About here I thought a change of pace and focus might be desirable. And so let me begin with some observations from times my family visited Europe when I was young. It began just after World War II. I was very young during the war and could not grasp the horror. I saw films but in person it was quite different.
Of course there were no Nazis goose-stepping around. There were people working to put their lives back in order. In London we had dinner with a doctor friend of my father and his family. It was cold cuts. There was still rationing and meat was precious.
London itself was a shock. Yes, I had seen pictures, but walking through cleared streets with great piles of rubble on all sides was humbling.The people were pleasant and welcoming but, even after all these years, I have to say there was a sense of silence as if they were trying to regain a view of what the future might be.
Rather than go into greater detail and sequence, let me just touch on some recollections.
Paris was pristine and beautiful. I mentioned earlier seeing a haunted shop girl and I’m sure there was an undercurrent I could not appreciate. It has to take time to recover from such a dreadful occupation. I know the answer but thought about the absence of a statue in a square to thank the German general who declined to act on Hitler’s orders to destroy Paris.
In a later trip we went to Germany. By then repair was well under way. The people were generally welcoming. I think the fact that the Marshall Plan helped them recover must have been crucial. In Munich I saw my father talking at length with a man he was buying a camera from who was deeply scarred. He had been a tank commander during the war and was forthright. Outside I could see deeply scarred buildings sitting next to glossy new buildings. Scars of all kinds were everywhere.
We encountered another component of lasting conflict. We went to a restaurant for lunch and were seated. Nothing else happened. We were ignored. We finally simply left understanding that not everyone was going to be welcoming after such a conflict. Devastation of all kinds can be enduring.
Looking back I can see that those trips were unlike anything else I experienced. Too often we simply go somewhere and hang out at a resort. On those trips we had in depth experiences for ourselves and those around us. We could not know the full extent of the personal suffering nor did we really want to know.

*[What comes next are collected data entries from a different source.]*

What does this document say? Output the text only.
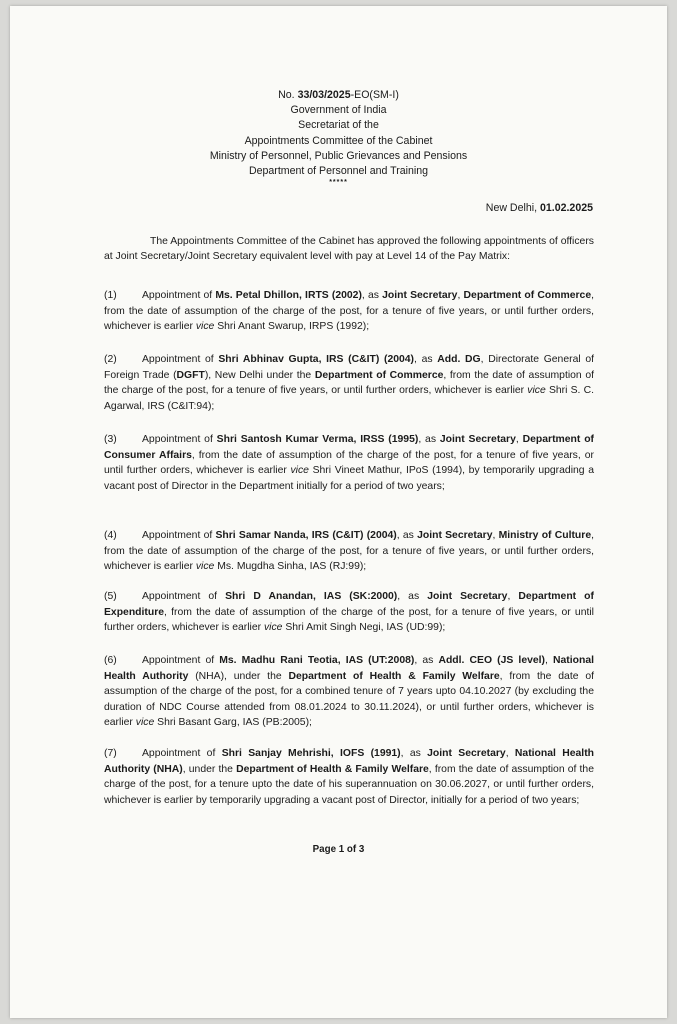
No. 33/03/2025-EO(SM-I)
Government of India
Secretariat of the
Appointments Committee of the Cabinet
Ministry of Personnel, Public Grievances and Pensions
Department of Personnel and Training
*****
New Delhi, 01.02.2025
The Appointments Committee of the Cabinet has approved the following appointments of officers at Joint Secretary/Joint Secretary equivalent level with pay at Level 14 of the Pay Matrix:
(1) Appointment of Ms. Petal Dhillon, IRTS (2002), as Joint Secretary, Department of Commerce, from the date of assumption of the charge of the post, for a tenure of five years, or until further orders, whichever is earlier vice Shri Anant Swarup, IRPS (1992);
(2) Appointment of Shri Abhinav Gupta, IRS (C&IT) (2004), as Add. DG, Directorate General of Foreign Trade (DGFT), New Delhi under the Department of Commerce, from the date of assumption of the charge of the post, for a tenure of five years, or until further orders, whichever is earlier vice Shri S. C. Agarwal, IRS (C&IT:94);
(3) Appointment of Shri Santosh Kumar Verma, IRSS (1995), as Joint Secretary, Department of Consumer Affairs, from the date of assumption of the charge of the post, for a tenure of five years, or until further orders, whichever is earlier vice Shri Vineet Mathur, IPoS (1994), by temporarily upgrading a vacant post of Director in the Department initially for a period of two years;
(4) Appointment of Shri Samar Nanda, IRS (C&IT) (2004), as Joint Secretary, Ministry of Culture, from the date of assumption of the charge of the post, for a tenure of five years, or until further orders, whichever is earlier vice Ms. Mugdha Sinha, IAS (RJ:99);
(5) Appointment of Shri D Anandan, IAS (SK:2000), as Joint Secretary, Department of Expenditure, from the date of assumption of the charge of the post, for a tenure of five years, or until further orders, whichever is earlier vice Shri Amit Singh Negi, IAS (UD:99);
(6) Appointment of Ms. Madhu Rani Teotia, IAS (UT:2008), as Addl. CEO (JS level), National Health Authority (NHA), under the Department of Health & Family Welfare, from the date of assumption of the charge of the post, for a combined tenure of 7 years upto 04.10.2027 (by excluding the duration of NDC Course attended from 08.01.2024 to 30.11.2024), or until further orders, whichever is earlier vice Shri Basant Garg, IAS (PB:2005);
(7) Appointment of Shri Sanjay Mehrishi, IOFS (1991), as Joint Secretary, National Health Authority (NHA), under the Department of Health & Family Welfare, from the date of assumption of the charge of the post, for a tenure upto the date of his superannuation on 30.06.2027, or until further orders, whichever is earlier by temporarily upgrading a vacant post of Director, initially for a period of two years;
Page 1 of 3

But the richness of cultures in Europe ofter lead us to dreams. Depending upon your age there will be dreams which are touched and enhanced. In Rome I loved to see the Alfa Romeos streaking around the streets. Their guttural sound was stirring. Of course there were the romantic films at the time. And so at night I could lie in bed listening to the echoes of the sounds of these sprightly cars and dream of driving one someday while I appreciated the lovely young woman next to me.
I’ll leave it there. I just seemed to have needed to share a little of things from long ago which give glimmers of our lives, who we are, and instruct us. They deserve gathering and consideration.
What are your most precious memories?